The Action Days were brought to a close on Sunday, April 27 with a film showing in the Kreuzberg district. The streets were closed off and a giant screen was hung from the pedestrian bridge crossing the Kottbusser Tor in the heart of Kreuzberg. The Kreuzberg community has the highest percentage of immigrant residents and unemployment in all of Germany. In the 1970s and '80s, the area became famous for the squatter movement which was centered there. Over the years the Kottbusser Tor has been the scene of hundreds of demonstrations around all kinds of issues.

So this was a very appropriate site for the open air showing of Behind These Walls--a documentary about Mumia's case and the history of police repression in Philadelphia against the organization MOVE. The 70-minute film includes interviews with people who knew Mumia from the time he was in the Black Panther Party as a teenager, during his years in the streets as a people's journalist, scenes of police attacks on MOVE houses and interviews with attorney Leonard Weinglass and Mumia himself. An audio/visual rental company in Berlin supplied a video projector at nominal cost and sent a technician to set up and run all the equipment needed for the showing at no charge to the Organizing Committee.

The Organizing Committee reported, "Over 200 people gathered to view the film. A more varied mix of people would be hard to imagine: veterans of the squatter movement, political activists together with neighborhood youth of a half dozen different nationalities, homeless people and passersby who just stopped to see what was happening. As the film began, quiet settled over the crowd as they attentively watched the story of Mumia Abu-Jamal and the struggle to free him unfold in front of them. The showing was interrupted in a number of places as people applauded statements and scenes of struggle in support of Mumia. At the end there was again big applause, and the people chanted the slogans 'Stop the Execution,' 'Free Mumia.'"

Robert Rockwell told the RW, "What's interesting is that the situation in Berlin is similar to the type of things happening in the U.S. There is a widespread war on immigrants there. There are people in the government who have said things like, `Immigrants are rats that need to be exterminated,' `Immigrants need to be exported back to their countries.'... They have the same kind of things happening around the criminalization of the people.... They don't have the death penalty there, but they see Mumia's case as representing something that's happening all across the world.
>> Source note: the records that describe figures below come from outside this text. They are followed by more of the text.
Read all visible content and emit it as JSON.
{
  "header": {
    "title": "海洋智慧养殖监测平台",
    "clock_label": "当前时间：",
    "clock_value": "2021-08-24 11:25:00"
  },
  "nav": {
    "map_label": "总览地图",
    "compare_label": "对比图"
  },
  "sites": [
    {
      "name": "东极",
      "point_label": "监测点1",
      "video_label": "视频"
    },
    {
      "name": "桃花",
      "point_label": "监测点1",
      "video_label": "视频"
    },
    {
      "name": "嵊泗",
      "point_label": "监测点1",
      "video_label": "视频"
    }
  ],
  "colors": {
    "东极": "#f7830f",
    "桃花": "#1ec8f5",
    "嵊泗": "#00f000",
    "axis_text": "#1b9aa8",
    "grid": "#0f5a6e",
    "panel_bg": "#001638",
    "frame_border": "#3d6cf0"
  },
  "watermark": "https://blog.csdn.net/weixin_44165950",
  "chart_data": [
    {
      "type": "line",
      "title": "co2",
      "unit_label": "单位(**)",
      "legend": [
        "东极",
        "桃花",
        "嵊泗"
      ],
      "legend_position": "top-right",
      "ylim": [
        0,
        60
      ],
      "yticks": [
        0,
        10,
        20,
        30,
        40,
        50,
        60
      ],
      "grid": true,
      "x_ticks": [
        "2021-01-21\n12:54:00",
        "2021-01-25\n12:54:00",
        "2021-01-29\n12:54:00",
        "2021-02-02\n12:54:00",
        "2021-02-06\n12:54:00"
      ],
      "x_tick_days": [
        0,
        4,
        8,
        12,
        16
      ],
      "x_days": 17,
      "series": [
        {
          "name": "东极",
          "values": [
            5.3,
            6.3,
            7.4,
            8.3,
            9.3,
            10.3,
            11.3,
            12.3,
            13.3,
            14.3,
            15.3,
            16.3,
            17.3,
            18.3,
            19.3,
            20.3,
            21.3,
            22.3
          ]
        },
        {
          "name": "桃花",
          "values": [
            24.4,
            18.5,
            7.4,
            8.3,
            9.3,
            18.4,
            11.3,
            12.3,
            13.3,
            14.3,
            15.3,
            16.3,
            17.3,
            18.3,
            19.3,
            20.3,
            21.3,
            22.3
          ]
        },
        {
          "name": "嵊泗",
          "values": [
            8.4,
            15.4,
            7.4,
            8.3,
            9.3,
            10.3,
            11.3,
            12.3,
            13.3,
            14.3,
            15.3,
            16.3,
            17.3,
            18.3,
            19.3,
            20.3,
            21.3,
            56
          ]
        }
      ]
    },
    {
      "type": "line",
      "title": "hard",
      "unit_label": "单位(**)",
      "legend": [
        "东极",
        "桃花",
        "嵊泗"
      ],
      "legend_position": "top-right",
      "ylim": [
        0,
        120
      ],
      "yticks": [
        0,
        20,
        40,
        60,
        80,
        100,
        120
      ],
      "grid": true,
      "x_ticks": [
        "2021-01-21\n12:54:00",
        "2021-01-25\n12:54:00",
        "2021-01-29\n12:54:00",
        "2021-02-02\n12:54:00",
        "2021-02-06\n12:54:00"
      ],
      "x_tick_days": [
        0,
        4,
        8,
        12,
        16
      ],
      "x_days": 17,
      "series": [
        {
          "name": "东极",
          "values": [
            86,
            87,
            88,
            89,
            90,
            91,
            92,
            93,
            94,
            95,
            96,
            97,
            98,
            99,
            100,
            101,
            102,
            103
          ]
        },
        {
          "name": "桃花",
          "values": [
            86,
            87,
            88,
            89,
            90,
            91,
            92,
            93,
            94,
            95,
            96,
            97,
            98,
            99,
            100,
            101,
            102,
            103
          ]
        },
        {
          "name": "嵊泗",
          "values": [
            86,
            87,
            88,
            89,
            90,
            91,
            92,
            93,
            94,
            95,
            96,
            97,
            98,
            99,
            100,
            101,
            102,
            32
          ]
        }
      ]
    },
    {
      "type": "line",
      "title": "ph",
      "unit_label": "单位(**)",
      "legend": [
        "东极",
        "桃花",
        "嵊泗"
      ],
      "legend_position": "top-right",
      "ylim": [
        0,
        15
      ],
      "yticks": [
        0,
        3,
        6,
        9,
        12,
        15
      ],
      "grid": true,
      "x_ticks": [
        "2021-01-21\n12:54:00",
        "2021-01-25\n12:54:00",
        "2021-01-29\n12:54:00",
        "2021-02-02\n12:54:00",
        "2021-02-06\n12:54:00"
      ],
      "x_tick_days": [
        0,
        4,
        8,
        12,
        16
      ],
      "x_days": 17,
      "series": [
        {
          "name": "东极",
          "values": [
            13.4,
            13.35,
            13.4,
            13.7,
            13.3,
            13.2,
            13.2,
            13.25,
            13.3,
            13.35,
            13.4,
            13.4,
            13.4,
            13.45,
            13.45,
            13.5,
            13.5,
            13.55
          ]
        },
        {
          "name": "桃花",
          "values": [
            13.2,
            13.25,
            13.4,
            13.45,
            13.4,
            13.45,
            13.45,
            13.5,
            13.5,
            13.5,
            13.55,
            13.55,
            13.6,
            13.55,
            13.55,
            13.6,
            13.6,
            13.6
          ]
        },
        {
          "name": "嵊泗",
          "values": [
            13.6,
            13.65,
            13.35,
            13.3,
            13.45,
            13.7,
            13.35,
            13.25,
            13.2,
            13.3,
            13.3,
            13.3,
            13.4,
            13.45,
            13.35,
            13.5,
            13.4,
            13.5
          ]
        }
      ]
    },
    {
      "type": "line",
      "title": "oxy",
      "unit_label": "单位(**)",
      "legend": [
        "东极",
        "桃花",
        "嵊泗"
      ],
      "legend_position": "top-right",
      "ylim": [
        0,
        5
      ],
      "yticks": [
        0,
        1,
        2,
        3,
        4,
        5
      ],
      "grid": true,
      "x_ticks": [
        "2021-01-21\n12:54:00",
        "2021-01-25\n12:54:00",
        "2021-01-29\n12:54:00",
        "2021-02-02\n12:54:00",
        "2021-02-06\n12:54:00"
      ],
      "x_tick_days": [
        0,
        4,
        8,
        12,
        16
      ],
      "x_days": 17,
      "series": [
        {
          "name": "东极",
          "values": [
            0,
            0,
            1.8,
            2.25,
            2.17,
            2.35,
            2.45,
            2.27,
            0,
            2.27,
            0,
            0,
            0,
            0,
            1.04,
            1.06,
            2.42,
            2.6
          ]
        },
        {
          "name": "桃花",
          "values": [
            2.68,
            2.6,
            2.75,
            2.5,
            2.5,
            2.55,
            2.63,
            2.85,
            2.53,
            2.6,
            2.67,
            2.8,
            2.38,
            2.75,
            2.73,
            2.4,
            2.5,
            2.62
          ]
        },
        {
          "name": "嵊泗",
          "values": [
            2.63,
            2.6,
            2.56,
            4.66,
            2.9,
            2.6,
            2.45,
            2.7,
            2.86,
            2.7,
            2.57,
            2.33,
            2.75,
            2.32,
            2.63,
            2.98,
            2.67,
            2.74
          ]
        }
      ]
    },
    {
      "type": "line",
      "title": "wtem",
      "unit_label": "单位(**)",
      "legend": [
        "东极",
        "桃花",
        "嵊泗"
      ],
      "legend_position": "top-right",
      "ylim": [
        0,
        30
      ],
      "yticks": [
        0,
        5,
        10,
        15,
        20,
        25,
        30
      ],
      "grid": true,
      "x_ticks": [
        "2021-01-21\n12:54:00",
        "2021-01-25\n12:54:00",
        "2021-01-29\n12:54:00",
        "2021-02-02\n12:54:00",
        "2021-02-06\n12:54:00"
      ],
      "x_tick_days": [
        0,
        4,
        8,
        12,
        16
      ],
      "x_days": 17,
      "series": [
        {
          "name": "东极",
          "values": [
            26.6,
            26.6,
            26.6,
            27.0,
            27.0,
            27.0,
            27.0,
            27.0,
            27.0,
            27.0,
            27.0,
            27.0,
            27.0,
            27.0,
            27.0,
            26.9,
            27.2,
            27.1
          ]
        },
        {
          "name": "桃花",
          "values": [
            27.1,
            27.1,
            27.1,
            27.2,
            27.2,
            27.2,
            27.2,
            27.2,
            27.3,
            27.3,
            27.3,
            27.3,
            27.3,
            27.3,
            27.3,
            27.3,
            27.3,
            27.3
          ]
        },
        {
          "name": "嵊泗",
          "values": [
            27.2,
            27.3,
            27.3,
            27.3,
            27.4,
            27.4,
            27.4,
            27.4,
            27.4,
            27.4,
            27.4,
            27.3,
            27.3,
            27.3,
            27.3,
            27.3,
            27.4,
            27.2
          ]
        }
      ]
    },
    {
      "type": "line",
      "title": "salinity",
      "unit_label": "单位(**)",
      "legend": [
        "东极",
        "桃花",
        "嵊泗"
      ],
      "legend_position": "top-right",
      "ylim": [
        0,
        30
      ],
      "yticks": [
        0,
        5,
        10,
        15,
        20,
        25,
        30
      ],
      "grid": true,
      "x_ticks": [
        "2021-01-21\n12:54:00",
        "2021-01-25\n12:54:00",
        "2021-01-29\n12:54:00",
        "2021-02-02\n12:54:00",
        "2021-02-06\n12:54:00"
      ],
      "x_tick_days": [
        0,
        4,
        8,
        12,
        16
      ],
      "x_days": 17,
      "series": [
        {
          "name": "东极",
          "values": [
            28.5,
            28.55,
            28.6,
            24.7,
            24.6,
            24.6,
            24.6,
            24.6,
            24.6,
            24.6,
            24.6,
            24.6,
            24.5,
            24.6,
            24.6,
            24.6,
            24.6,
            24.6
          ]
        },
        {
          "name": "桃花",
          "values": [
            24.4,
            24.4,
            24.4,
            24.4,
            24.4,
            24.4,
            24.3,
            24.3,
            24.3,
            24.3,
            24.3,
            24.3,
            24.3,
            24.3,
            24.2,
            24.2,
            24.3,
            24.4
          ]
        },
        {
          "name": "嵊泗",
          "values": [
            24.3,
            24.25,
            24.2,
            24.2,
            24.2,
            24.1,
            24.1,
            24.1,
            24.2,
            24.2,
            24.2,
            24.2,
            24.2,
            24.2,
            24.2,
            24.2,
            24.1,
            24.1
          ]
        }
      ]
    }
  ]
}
Mumia is an international phenomenon." Rockwell said that the activists in Germany were very interested in knowing more about how Refuse & Resist! is working to unite people in the U.S.: "They wanted to hear about our October Month of Resistance, and about how Mumia's case has united different people to work together. They want to try to build the kind of movement we're building here, a kind of movement that unites all kinds of people to take up resistance."

The Organizing Committee reported that more than $1,000 was raised for Mumia's defense fund through the Action Days. The press release from the Organizing Committee summed up: "All in all we felt that the Action Days were a great success. Not just the large number of people who took part, but also the fact that they came from a very broad range of nationalities, political groups and opinions and backgrounds, including both experienced activists as well as people who have never been involved in any kind of political activity."